“Conseguimos compreender, portanto, porque o trabalhador foge do trabalho como de uma peste e o poeta nos canta:
‘trabalhar é minha sina, eu gosto mesmo é d’ocê’. Por isso, diante da bombástica afirmação sobre o ‘fim do trabalho’,
nós reagiríamos marcando uma festa para celebrar a emancipação. Mas as coisas não são bem assim.”
(Iasi, 2013, p. 56.)
Tendo como referência o debate apresentado pelo autor, assinale a afirmativa correta.
A Sob a forma capitalista, o limite da emancipação é a igualdade formal perante a lei e a liberdade constrangida pelo
Estado, isto é, podemos no máximo normatizar as relações entre o capital e trabalho, mas estamos impedidos de
tocar nas determinações profundas que dividem o gênero humano entre aqueles que se apropriam dos meios de
produção e aqueles que são condenados a vender sua força de trabalho, produzindo a riqueza que por poucos será
fruída.
B As pessoas, na atual divisão social do trabalho, diante da mercantilização total da vida, são obrigadas a vender sua
força de trabalho e a vendê-la quando consegue e aonde consegue. Estão, portanto, subordinadas a uma
escravizante divisão do trabalho. Só podemos falar em emancipação política na medida em que os produtores
livremente associados possam de fato escolher o ponto em que irão se inserir em uma divisão do trabalho, o que
pressupõe uma certa heterogeneidade das formas particulares que compõem o trabalho social total.

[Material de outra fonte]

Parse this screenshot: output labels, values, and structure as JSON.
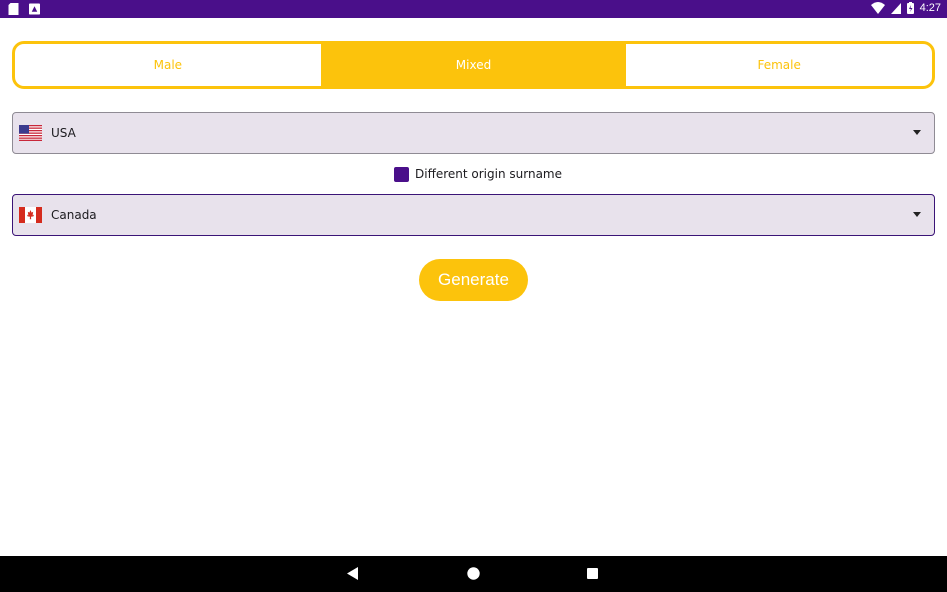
{
  "status_bar": {
    "time": "4:27",
    "icons": [
      "sd-card-icon",
      "notification-icon",
      "wifi-icon",
      "cell-signal-icon",
      "battery-icon"
    ]
  },
  "gender_selector": {
    "tabs": [
      {
        "label": "Male",
        "selected": false
      },
      {
        "label": "Mixed",
        "selected": true
      },
      {
        "label": "Female",
        "selected": false
      }
    ]
  },
  "origin_dropdown": {
    "flag": "usa-flag-icon",
    "value": "USA"
  },
  "surname_option": {
    "label": "Different origin surname",
    "checked": true
  },
  "surname_dropdown": {
    "flag": "canada-flag-icon",
    "value": "Canada"
  },
  "generate_button": {
    "label": "Generate"
  },
  "nav_bar": {
    "icons": [
      "back-icon",
      "home-icon",
      "recents-icon"
    ]
  },
  "colors": {
    "primary": "#4a0f8a",
    "accent": "#fcc30c",
    "field_background": "#e8e2ec"
  }
}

C A emancipação plenamente humana é o reino dos direitos: temos direito à educação, à saúde, à moradia, a um meio
ambiente saudável no trabalho. No entanto, como criaturas insaciáveis, os trabalhadores, além dos direitos,
gostariam muito de ter também educação, saúde, moradia e todas essas coisas.
D Substantivar os direitos, rechear de carne real a abstração da igualdade jurídica, na qual todos têm direito à
propriedade, mas pouquíssimos a têm de fato, pressupõe mais que um ato jurídico ou mesmo político; pressupõe
conservar as bases do trabalho alienado/estranhado, isto é, a propriedade privada e uma certa divisão social do
trabalho fundada na mercantilização da vida elevada à sua máxima potencia sob o capital.